Когда рулевой прозвонил шестичасовую вахту, капитан Пип сошел с мостика, где оставался всю ночь, и передал команду второму офицеру.
– Держать на запад, господин Флайшип, – сказал он.
– Слушаюсь, капитан, – ответил помощник, который, взойдя на мостик, скомандовал:
– Вторая вахта, мыть палубу.
Тем временем капитан, вместо того чтобы отправиться прямо в свою каюту, предпринял обход судна.
Он прошел до самого бака, и, наклонившись над форштевнем, [12] посмотрел, как судно поднимается на волнах. Затем вернулся на корму и там взглянул на след от винта. Отсюда достиг машинных люков и с озабоченным видом прислушался к грохоту металлических частей, к работе шатунов и поршней.
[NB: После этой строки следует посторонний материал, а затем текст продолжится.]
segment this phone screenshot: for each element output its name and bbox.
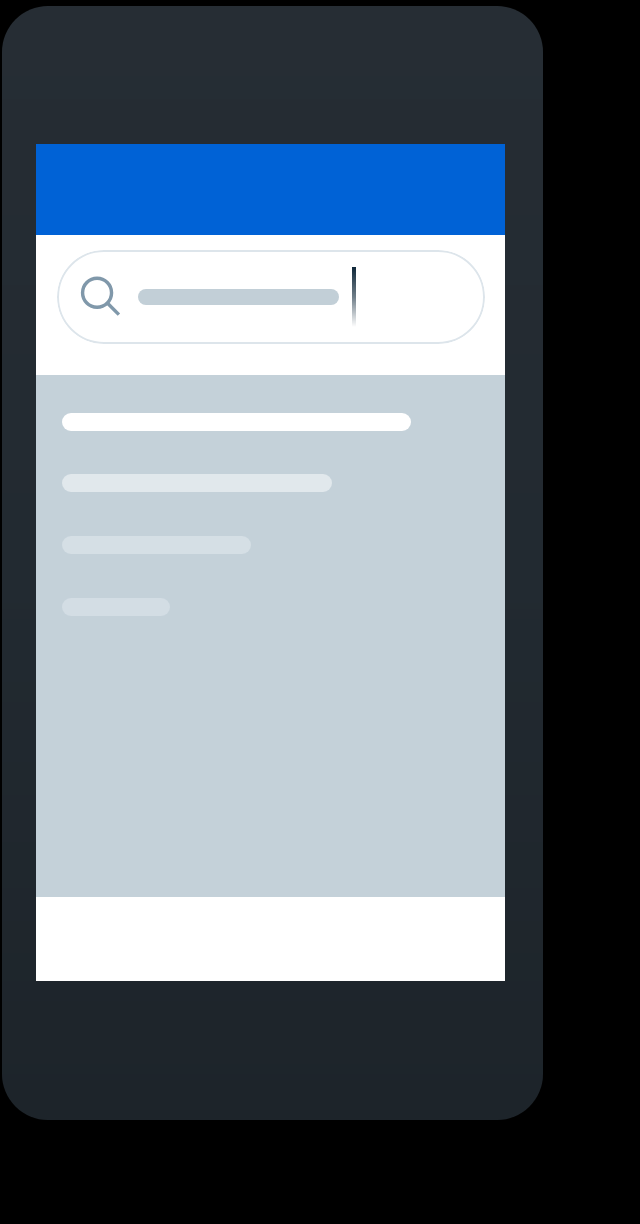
button[interactable]: Search field <box>57 250 485 344</box>
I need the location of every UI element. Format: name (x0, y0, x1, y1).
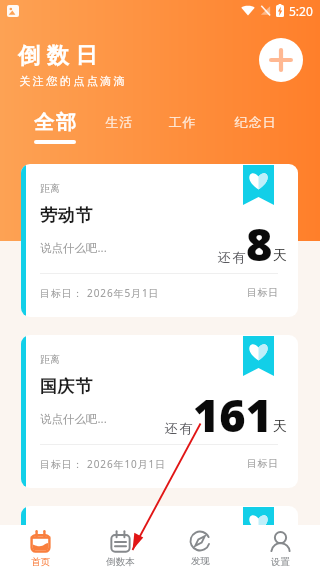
staticText: 距离 (40, 524, 60, 537)
staticText: 天 (273, 418, 287, 436)
staticText: 首页 (31, 556, 50, 568)
button[interactable]: Add countdown (259, 38, 303, 82)
staticText: 国庆节 (40, 376, 93, 397)
staticText: 说点什么吧... (40, 411, 107, 427)
staticText: 工作 (168, 114, 196, 130)
staticText: 还有 (217, 249, 246, 265)
staticText: 还有 (164, 420, 193, 436)
staticText: 目标日 (247, 286, 279, 299)
button[interactable]: 倒数本 (80, 525, 160, 568)
staticText: 纪念日 (234, 114, 276, 130)
button[interactable]: 距离 (21, 335, 298, 488)
staticText: 生日 (40, 547, 76, 568)
staticText: 目标日： 2026年10月1日 (40, 457, 167, 471)
staticText: 关注您的点点滴滴 (18, 74, 126, 88)
staticText: 生活 (105, 114, 133, 130)
button[interactable]: 首页 (0, 525, 80, 568)
button[interactable]: 距离 (21, 506, 298, 568)
staticText: 目标日 (247, 457, 279, 470)
staticText: 劳动节 (40, 205, 93, 226)
staticText: 天 (273, 247, 287, 265)
button[interactable]: 工作 (158, 94, 206, 146)
staticText: 目标日： 2026年5月1日 (40, 286, 160, 300)
staticText: 倒数本 (106, 556, 135, 568)
staticText: 倒数日 (18, 42, 105, 70)
staticText: 说点什么吧... (40, 240, 107, 256)
button[interactable]: 纪念日 (224, 94, 286, 146)
staticText: 215 (193, 555, 273, 568)
staticText: 161 (193, 384, 273, 445)
staticText: 设置 (271, 556, 290, 568)
staticText: 距离 (40, 353, 60, 366)
staticText: 距离 (40, 182, 60, 195)
button[interactable]: 设置 (240, 525, 320, 568)
staticText: 5:20 (289, 3, 313, 19)
staticText: 发现 (191, 555, 210, 567)
button[interactable]: 距离 (21, 164, 298, 317)
button[interactable]: 发现 (160, 525, 240, 568)
staticText: 全部 (33, 110, 77, 135)
staticText: 8 (246, 213, 273, 274)
button[interactable]: 生活 (96, 94, 142, 146)
button[interactable]: 全部 (21, 94, 89, 146)
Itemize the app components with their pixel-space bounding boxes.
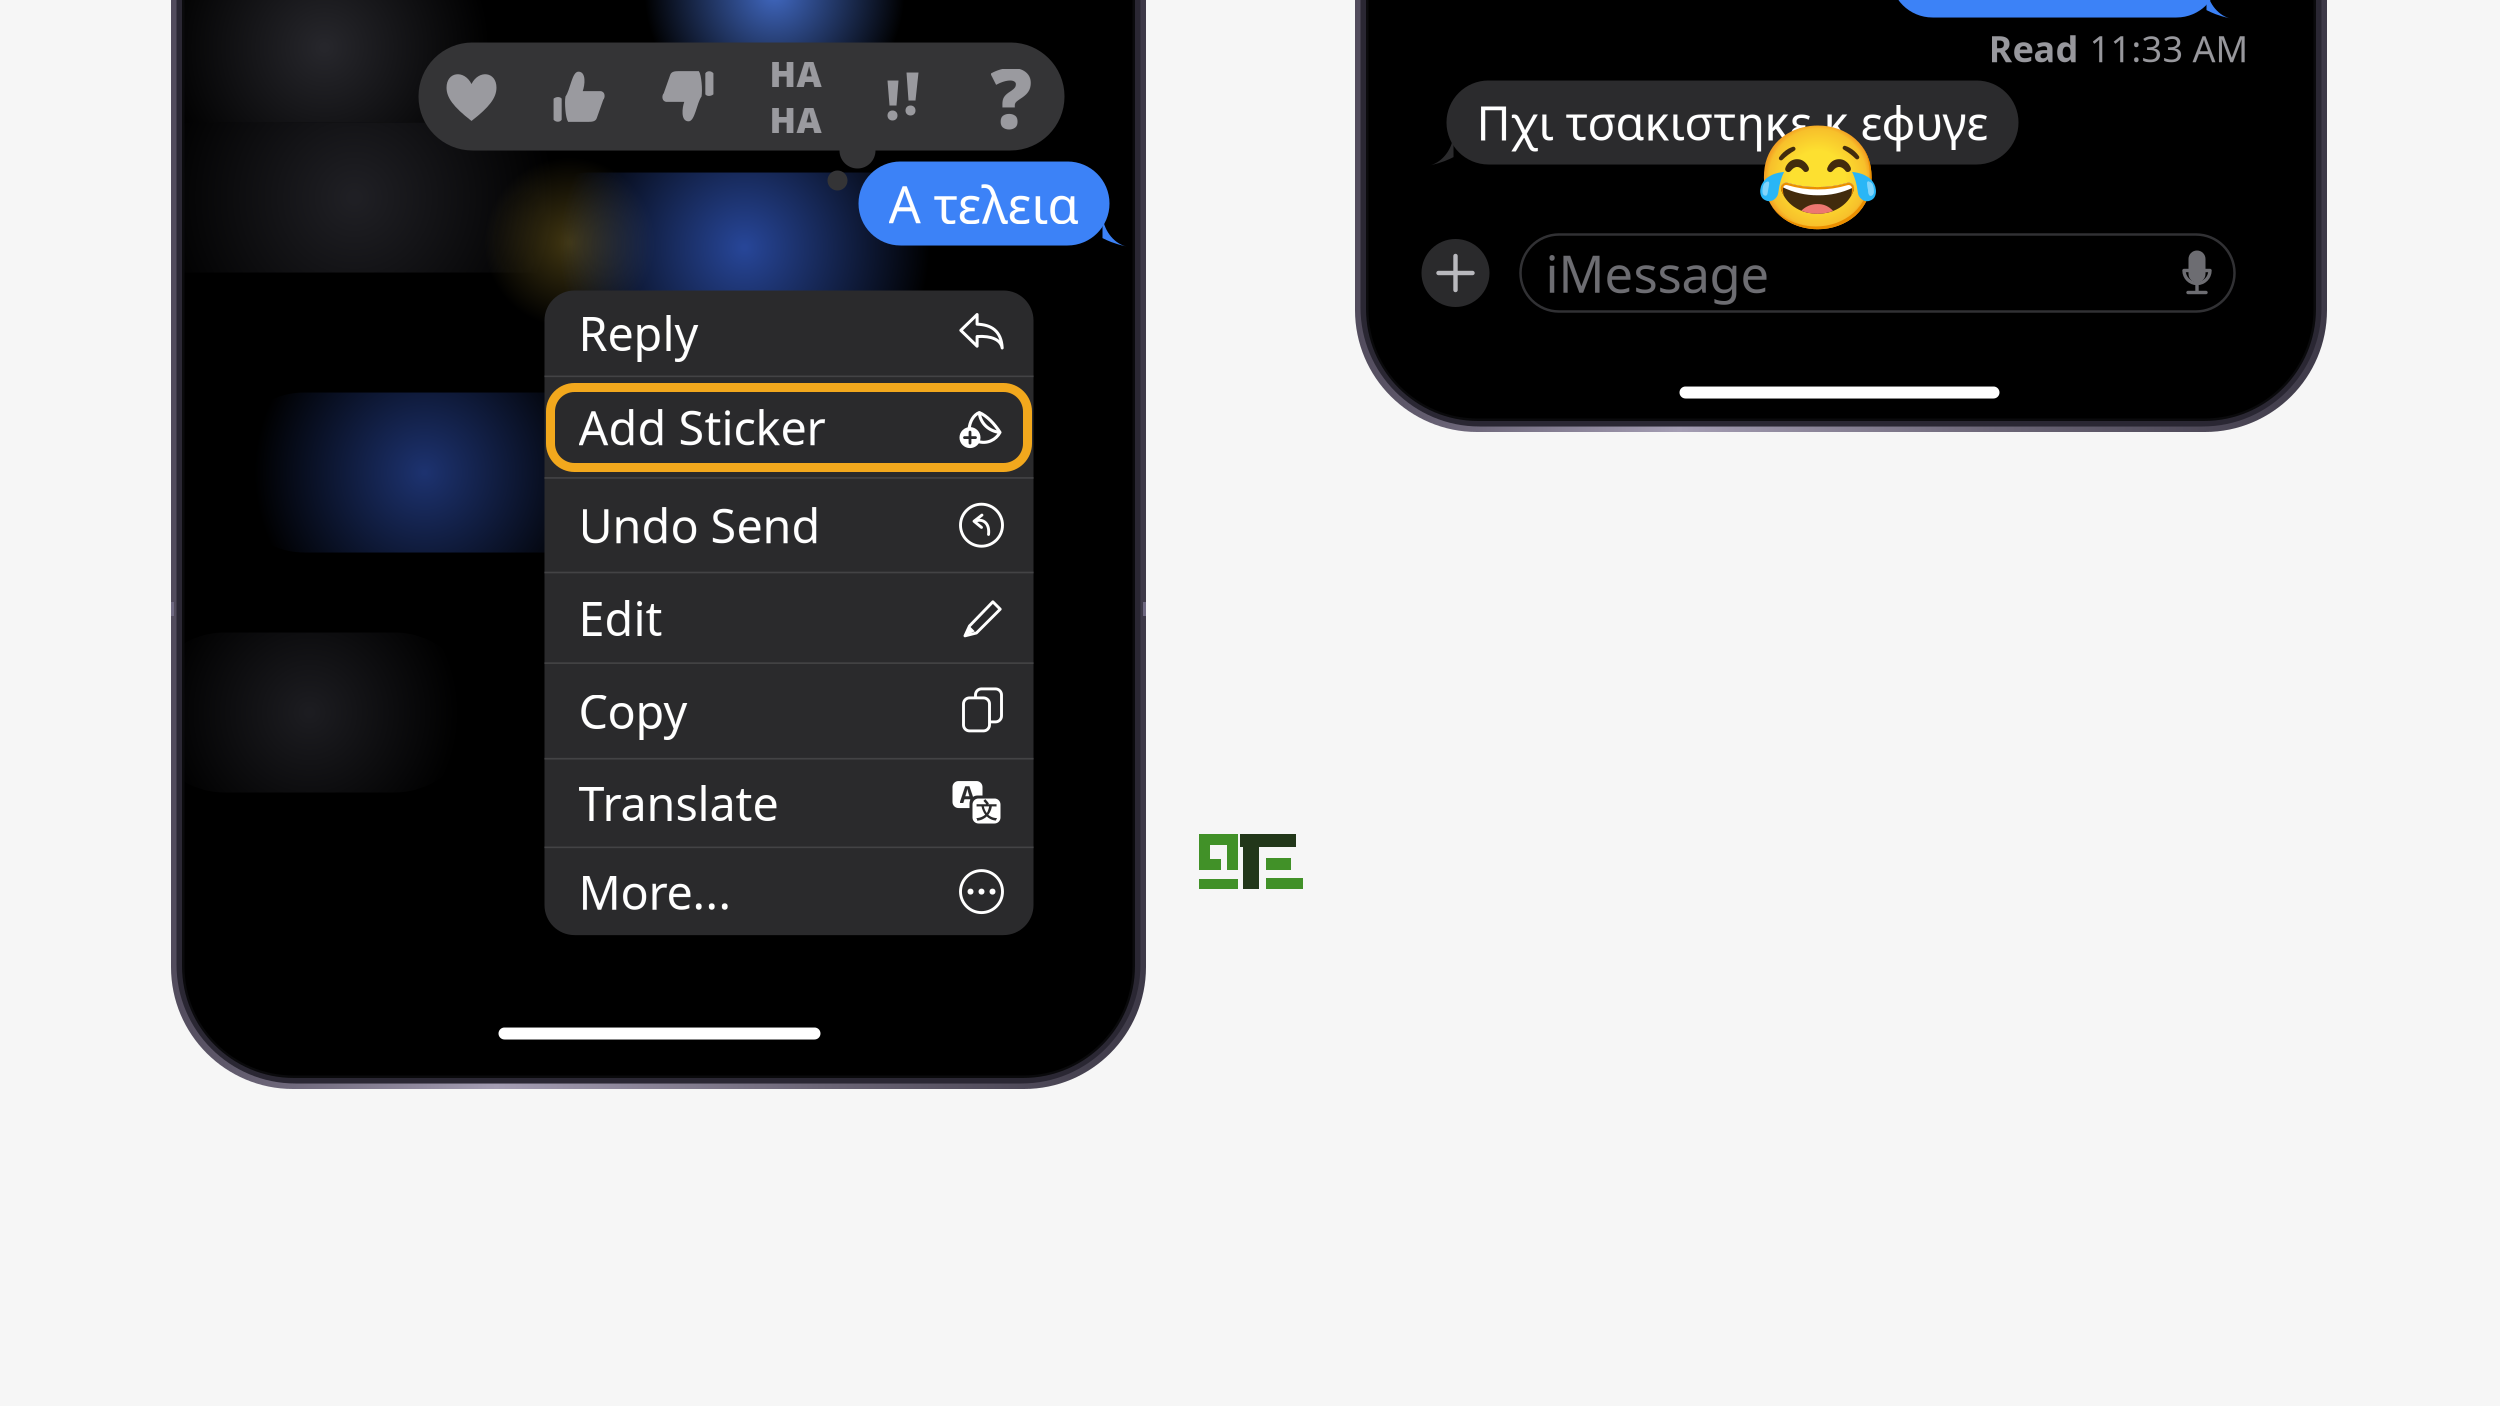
staticText: Reply [578, 302, 698, 364]
staticText: Α τελεια [888, 170, 1080, 237]
staticText: Πχι τσακιστηκε κ εφυγε [1476, 92, 1988, 154]
staticText: 11:33 AM [2090, 24, 2248, 72]
staticText: HA HA [770, 50, 822, 143]
button[interactable]: Love [418, 42, 526, 150]
button[interactable]: Copy [544, 664, 1034, 758]
button[interactable]: Dictate [2182, 250, 2212, 296]
button[interactable]: Haha [742, 42, 850, 150]
button[interactable]: Translate [544, 760, 1034, 846]
staticText: Edit [578, 587, 662, 649]
staticText: More... [578, 861, 732, 923]
staticText: Copy [578, 680, 688, 742]
staticText: Translate [578, 772, 778, 834]
staticText: A [960, 780, 976, 810]
staticText: 😂 [1754, 120, 1880, 236]
button[interactable]: Thumbs up [526, 42, 634, 150]
button[interactable]: Add attachment [1422, 239, 1490, 307]
button[interactable]: Edit [544, 573, 1034, 662]
staticText: Add Sticker [578, 396, 826, 458]
button[interactable]: More... [544, 848, 1034, 935]
staticText: ? [990, 42, 1032, 151]
button[interactable]: Reply [544, 290, 1034, 376]
staticText: iMessage [1546, 239, 1770, 307]
button[interactable]: Question mark [958, 42, 1066, 150]
button[interactable]: Undo Send [544, 479, 1034, 572]
staticText: Read [1988, 24, 2078, 72]
button[interactable]: Thumbs down [634, 42, 742, 150]
staticText: Undo Send [578, 494, 820, 556]
button[interactable]: Add Sticker [544, 377, 1034, 477]
staticText: 文 [976, 798, 997, 824]
button[interactable]: iMessage text field [1520, 234, 2234, 312]
button[interactable]: Exclamation [850, 42, 958, 150]
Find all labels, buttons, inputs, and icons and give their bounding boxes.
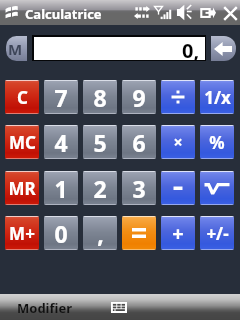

Он собирался удалиться, когда фуражка с галуном поднялась из зияющего отверстия. Старший механик Бишоп вышел на палубу подышать свежим утренним воздухом.
Офицеры пожали друг другу руку. Потом молча постояли, капитан устремил вопросительный взгляд в глубину, где стальные части работали с большим шумом.
Этот немой вопрос был понят Бишопом.
– Да, командир… действительно! – сказал он со вздохом.
Больше он не распространялся. Но капитан, несомненно, нашел, что достаточно осведомлен, ибо не расспрашивал дальше и ограничился тем, что покачал головой с явным недовольством. После этого оба офицера предприняли совместно осмотр, начатый капитаном.
Они еще прогуливались, когда Томпсон тоже вышел и направился на спардек.
Пока он туда поднимался с одной стороны, Робер взбирался с другой.
– А! – вскрикнул Томпсон. – Вот и господин Морган! Хорошо провели ночь, профессор? Довольны вы своей прекрасной каютой? Хорошая погода, не так ли?
Инстинктивно Робер повернул голову, рассчитывая увидеть сзади себя какого-нибудь пассажира. Этот титул «профессора», очевидно, не относился к его скромной особе.
Томпсон вдруг оборвал свое приветствие и, сбежав по лестнице, бросился на палубу.
Робер, оглянувшись, не мог понять причины такого внезапного исчезновения. Кроме двух пассажиров, только что взошедших на спардек, там никого не было. Неужели один вид их обратил Томпсона в бегство? Однако они не представляли собой ничего страшного. Что же касалось их оригинальности и странности, это другое дело.
Если французу трудно подделаться под другую национальность, не возбуждая крайнего недоверия своих импровизированных соотечественников, то подобное превращение еще труднее для англичанина. Сыны Альбиона обыкновенно обнаруживают слишком характерные признаки своей нации, энергичный отпечаток которой носят на своей личности, чтобы можно было ошибиться на их счет.
Один из двух пассажиров, показавшихся на спардеке и приблизившихся теперь к Роберу, представлял разительный пример справедливости этого замечания. Больше нельзя было и быть англичанином.
Его длинное туловище опиралось на длинные ноги, заканчивавшиеся длинными ступнями, с апломбом опускавшимися на землю, которую они, казалось, с каждым шагом забирали в свое исключительное владение. Не должен ли в самом деле англичанин, где бы он ни находился, водружать каким бы то ни было манером знамя своей страны?
По общему виду своему этот пассажир очень походил на старое дерево. Вместо сучков – шероховатые суставы, при малейшем движении скрипевшие и трещавшие, как колеса плохо смазанной машины. У него, наверное, не хватало суставной жидкости, а судя по внешнему виду, пожалуй, не больше было у него и нравственной закваски.
Сначала бросался в глаза его тонкий и длинный нос с заостренным концом. С каждой стороны этого ужасного органа горело по угольку на обычном месте глаз, а внизу имелся маленький разрез, который только знание естественных законов заставляло признать за рот и который отчасти позволял сделать заключение о злом характере. Наконец, рыжий ореол, начинавшийся на макушке тщательно прилизанными и разделенными удивительно прямым пробором волосами и продолжавшийся нескончаемой парой бакенбард потемнее, служил рамкой для картины.